Big banks like Wells Fargo, Chase Bank and Bank of America, based on my experience, do not provide good training and supervision for their newer loan officers. This can result in many failed transactions. Big banks have a multiple layers of bureaucracy and restrictions that can prevent the Realtors and all parties involved from knowing what is really going on with the buyer’s loan application.
I had a file handled by a Wells Fargo loan officer which did not close because the loan officer could not get the buyer’s salary disclosed in the loan documentation to match up with the buyer’s salary as reported by their employer’s a few days before closing. The buyer did not get the house and I earned zero commission on a transaction that was near its conclusion.
The listing Realtor’s art of disclosing or not disclosing information on other bids is dependent on seller instruction and is crucial in influencing the final price for the house.
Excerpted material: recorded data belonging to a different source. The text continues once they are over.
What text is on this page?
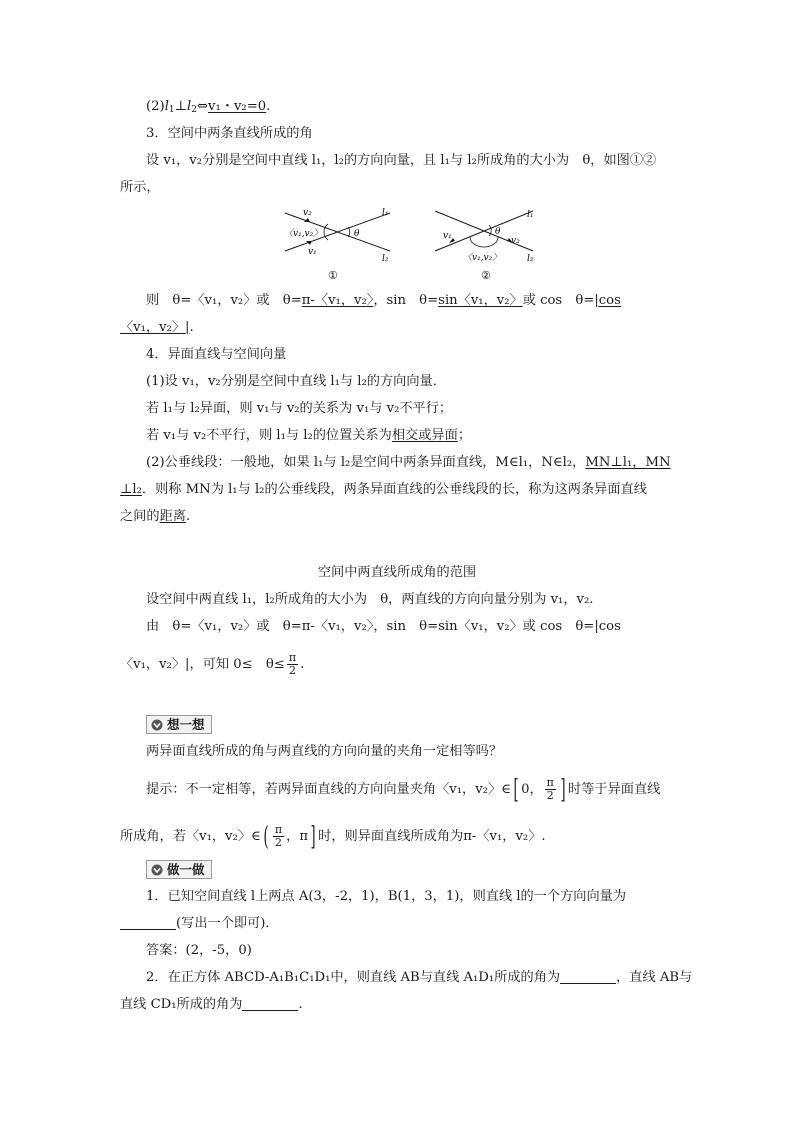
$(2)l_1\perp l_2\Leftrightarrow v_1$・v₂=0.
3．空间中两条直线所成的角
设 v₁，v₂分别是空间中直线 l₁，l₂的方向向量，且 l₁与 l₂所成角的大小为　θ，如图①②
所示，
v₂
〈v₁,v₂〉
v₁
θ
l₁
l₂
①
v₁	θ
v₂
l₁
l₂
〈v₁,v₂〉
②
则　θ=〈v₁，v₂〉或　θ=π-〈v₁，v₂〉，sin　θ=sin〈v₁，v₂〉或 cos　θ=|cos
〈v₁，v₂〉|.
4．异面直线与空间向量
(1)设 v₁，v₂分别是空间中直线 l₁与 l₂的方向向量．
若 l₁与 l₂异面，则 v₁与 v₂的关系为 v₁与 v₂不平行；
若 v₁与 v₂不平行，则 l₁与 l₂的位置关系为相交或异面；
(2)公垂线段：一般地，如果 l₁与 l₂是空间中两条异面直线，M∈l₁，N∈l₂，MN⊥l₁，MN
⊥l₂．则称 MN为 l₁与 l₂的公垂线段，两条异面直线的公垂线段的长，称为这两条异面直线
之间的距离.
空间中两直线所成角的范围
设空间中两直线 l₁，l₂所成角的大小为　θ，两直线的方向向量分别为 v₁，v₂.
由　θ=〈v₁，v₂〉或　θ=π-〈v₁，v₂〉，sin　θ=sin〈v₁，v₂〉或 cos　θ=|cos
〈v₁，v₂〉|，可知 0≤　$\theta\le \frac{\pi}{2}$ .
想一想
两异面直线所成的角与两直线的方向向量的夹角一定相等吗？
提示：不一定相等，若两异面直线的方向向量夹角〈v₁，v₂〉∈[ 0， $\frac{\pi}{2}$ ] 时等于异面直线
所成角，若〈v₁，v₂〉∈( $\frac{\pi}{2}$ ，π] 时，则异面直线所成角为π-〈v₁，v₂〉.
做一做
1．已知空间直线 l上两点 A(3，-2，1)，B(1，3，1)，则直线 l的一个方向向量为
(写出一个即可)．
答案：(2，-5，0)
2．在正方体 ABCD-A₁B₁C₁D₁中，则直线 AB与直线 A₁D₁所成的角为	，直线 AB与
直线 CD₁所成的角为	.
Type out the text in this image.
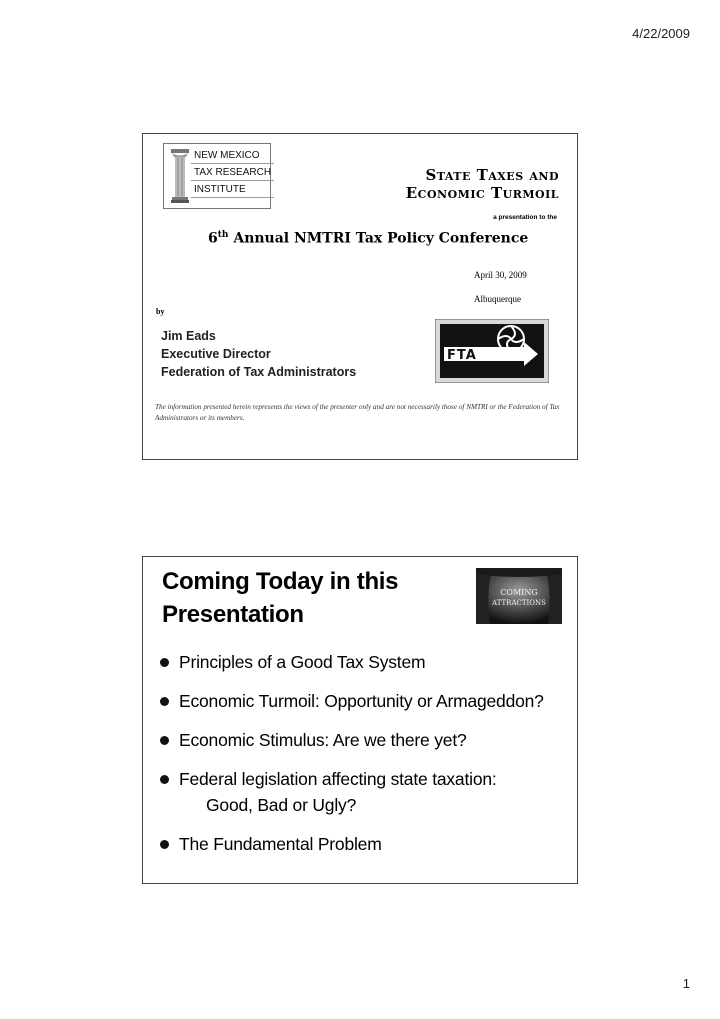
4/22/2009
NEW MEXICO
TAX RESEARCH
INSTITUTE
State Taxes and
Economic Turmoil
a presentation to the
6th Annual NMTRI Tax Policy Conference
April 30, 2009
Albuquerque
by
Jim Eads
Executive Director
Federation of Tax Administrators
FTA
The information presented herein represents the views of the presenter only and are not necessarily those of NMTRI or the Federation of Tax Administrators or its members.
Coming Today in this
Presentation
COMING
ATTRACTIONS
Principles of a Good Tax System
Economic Turmoil: Opportunity or Armageddon?
Economic Stimulus: Are we there yet?
Federal legislation affecting state taxation:
Good, Bad or Ugly?
The Fundamental Problem
1
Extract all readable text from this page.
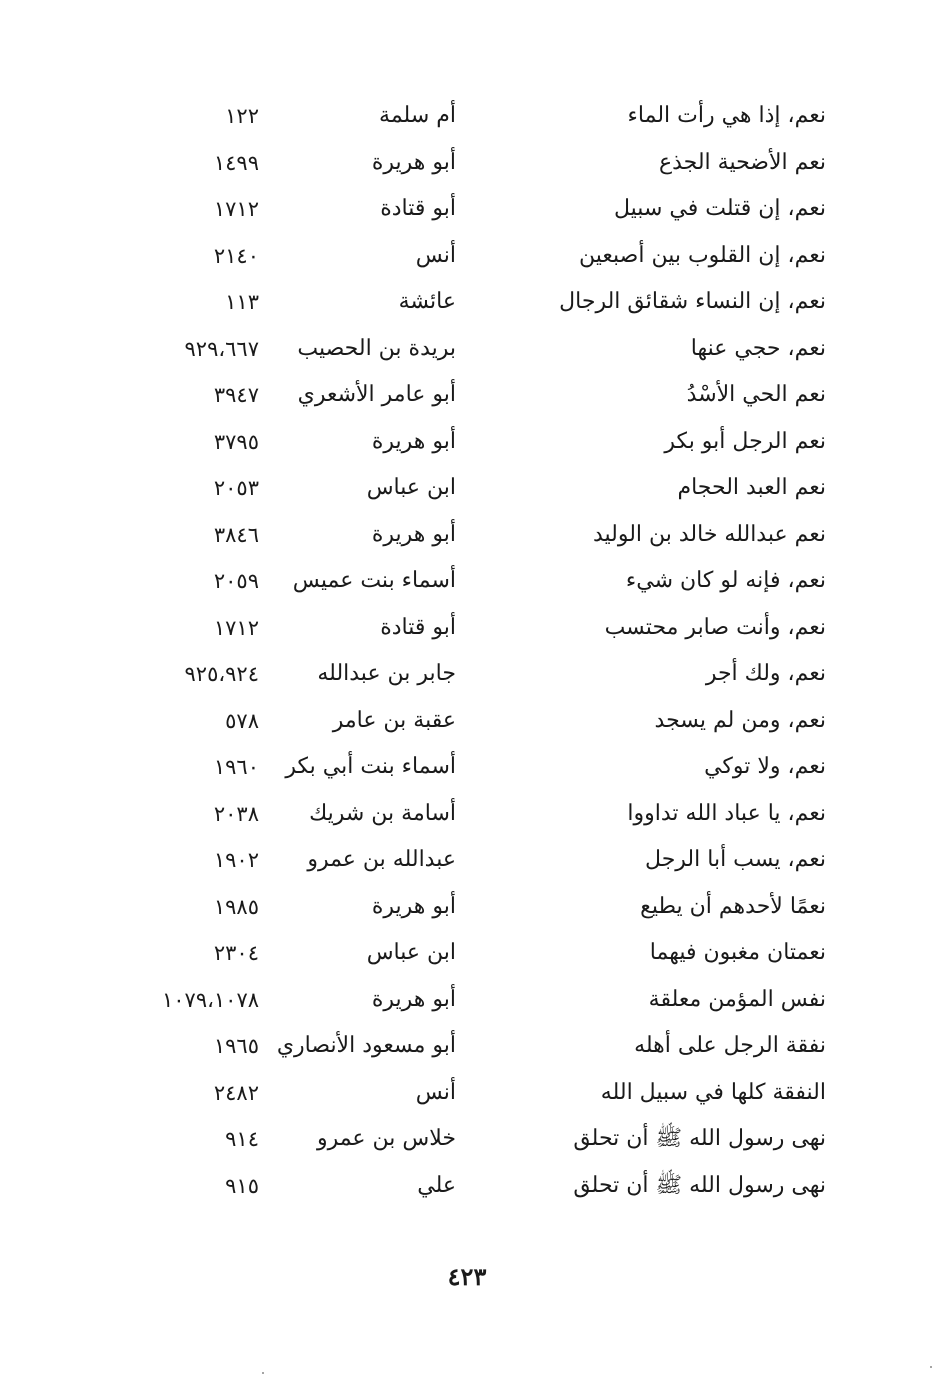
نعم، إذا هي رأت الماء
أم سلمة
١٢٢
نعم الأضحية الجذع
أبو هريرة
١٤٩٩
نعم، إن قتلت في سبيل
أبو قتادة
١٧١٢
نعم، إن القلوب بين أصبعين
أنس
٢١٤٠
نعم، إن النساء شقائق الرجال
عائشة
١١٣
نعم، حجي عنها
بريدة بن الحصيب
٩٢٩،٦٦٧
نعم الحي الأسْدُ
أبو عامر الأشعري
٣٩٤٧
نعم الرجل أبو بكر
أبو هريرة
٣٧٩٥
نعم العبد الحجام
ابن عباس
٢٠٥٣
نعم عبدالله خالد بن الوليد
أبو هريرة
٣٨٤٦
نعم، فإنه لو كان شيء
أسماء بنت عميس
٢٠٥٩
نعم، وأنت صابر محتسب
أبو قتادة
١٧١٢
نعم، ولك أجر
جابر بن عبدالله
٩٢٥،٩٢٤
نعم، ومن لم يسجد
عقبة بن عامر
٥٧٨
نعم، ولا توكي
أسماء بنت أبي بكر
١٩٦٠
نعم، يا عباد الله تداووا
أسامة بن شريك
٢٠٣٨
نعم، يسب أبا الرجل
عبدالله بن عمرو
١٩٠٢
نعمًا لأحدهم أن يطيع
أبو هريرة
١٩٨٥
نعمتان مغبون فيهما
ابن عباس
٢٣٠٤
نفس المؤمن معلقة
أبو هريرة
١٠٧٩،١٠٧٨
نفقة الرجل على أهله
أبو مسعود الأنصاري
١٩٦٥
النفقة كلها في سبيل الله
أنس
٢٤٨٢
نهى رسول الله ﷺ أن تحلق
خلاس بن عمرو
٩١٤
نهى رسول الله ﷺ أن تحلق
علي
٩١٥
٤٢٣
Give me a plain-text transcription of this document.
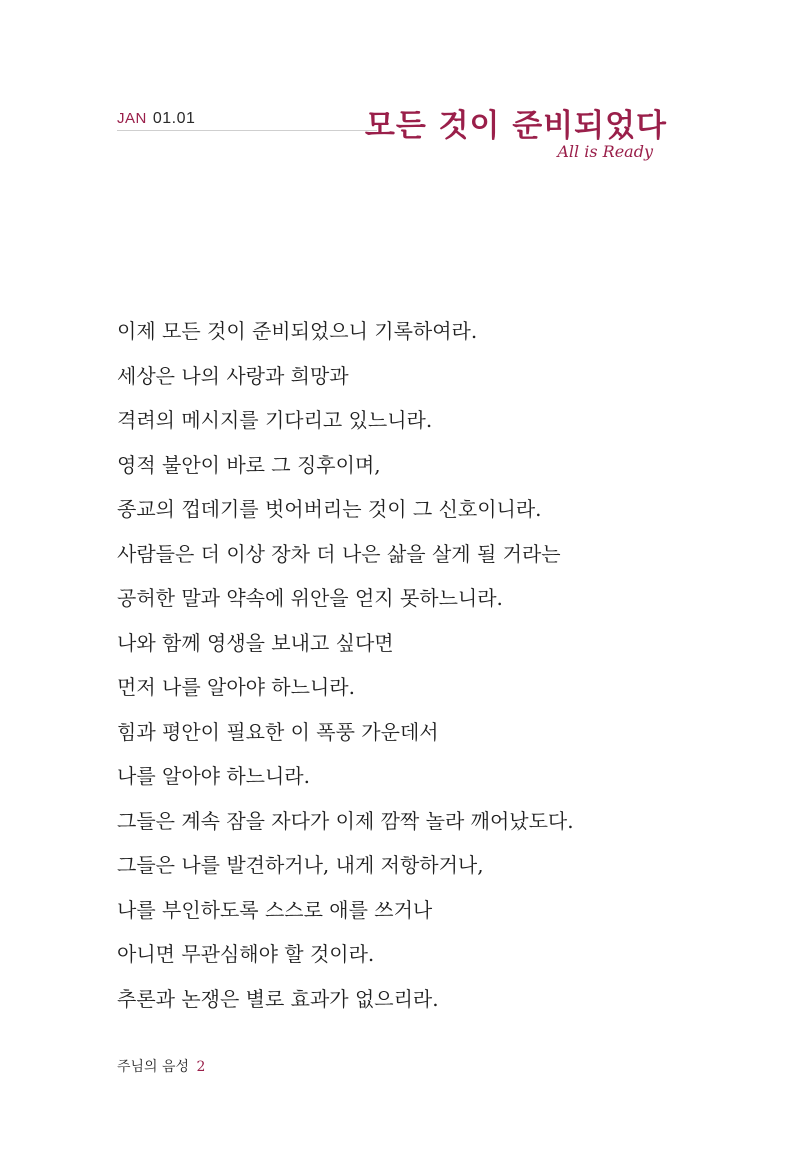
JAN 01.01	모든 것이 준비되었다
All is Ready
이제 모든 것이 준비되었으니 기록하여라.
세상은 나의 사랑과 희망과
격려의 메시지를 기다리고 있느니라.
영적 불안이 바로 그 징후이며,
종교의 껍데기를 벗어버리는 것이 그 신호이니라.
사람들은 더 이상 장차 더 나은 삶을 살게 될 거라는
공허한 말과 약속에 위안을 얻지 못하느니라.
나와 함께 영생을 보내고 싶다면
먼저 나를 알아야 하느니라.
힘과 평안이 필요한 이 폭풍 가운데서
나를 알아야 하느니라.
그들은 계속 잠을 자다가 이제 깜짝 놀라 깨어났도다.
그들은 나를 발견하거나, 내게 저항하거나,
나를 부인하도록 스스로 애를 쓰거나
아니면 무관심해야 할 것이라.
추론과 논쟁은 별로 효과가 없으리라.
주님의 음성 2
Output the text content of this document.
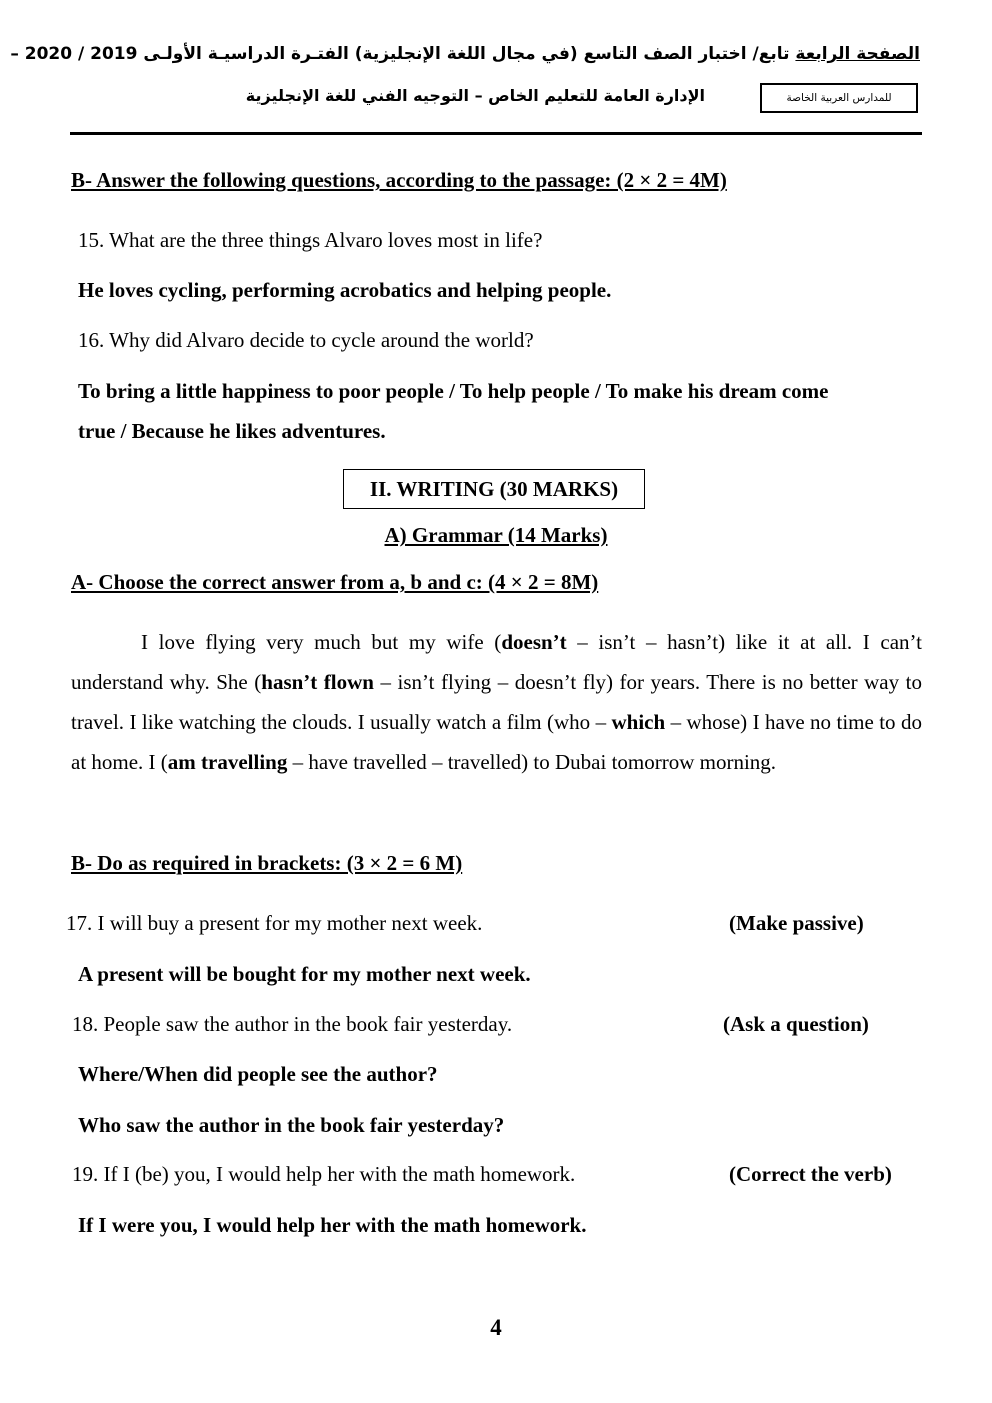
الصفحة الرابعة تابع/ اختبار الصف التاسع (في مجال اللغة الإنجليزية) الفتـرة الدراسيـة الأولـى 2019 / 2020 –
الإدارة العامة للتعليم الخاص – التوجيه الفني للغة الإنجليزية	للمدارس العربية الخاصة
B- Answer the following questions, according to the passage: (2 × 2 = 4M)
15. What are the three things Alvaro loves most in life?
He loves cycling, performing acrobatics and helping people.
16. Why did Alvaro decide to cycle around the world?
To bring a little happiness to poor people / To help people / To make his dream come
true / Because he likes adventures.
II. WRITING (30 MARKS)
A) Grammar (14 Marks)
A- Choose the correct answer from a, b and c: (4 × 2 = 8M)

I love flying very much but my wife (doesn’t – isn’t – hasn’t) like it at all. I can’t understand why. She (hasn’t flown – isn’t flying – doesn’t fly) for years. There is no better way to travel. I like watching the clouds. I usually watch a film (who – which – whose) I have no time to do at home. I (am travelling – have travelled – travelled) to Dubai tomorrow morning.

B- Do as required in brackets: (3 × 2 = 6 M)
17. I will buy a present for my mother next week.	(Make passive)
A present will be bought for my mother next week.
18. People saw the author in the book fair yesterday.	(Ask a question)
Where/When did people see the author?
Who saw the author in the book fair yesterday?
19. If I (be) you, I would help her with the math homework.	(Correct the verb)
If I were you, I would help her with the math homework.
4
On the other hand, it is possible for some buyers to lose interest in a property if placed in a multiple-offer situation. These type of buyers are not interested in competing and raising their price; they would rather go look for other properties than watch the prices go up. It is important for the listing agent to keep the buyers updated about the process and to keep the buyer’s Realtors engaged in these exchanges. Otherwise, you can lose ALL your buyers.
If you are fortunate enough to get multiple offers when selling your house, if you aren’t working with me, be hopeful your Realtor follows the rules I do: Think smart, know your buyers, and engage with them to compete with each other’s bids.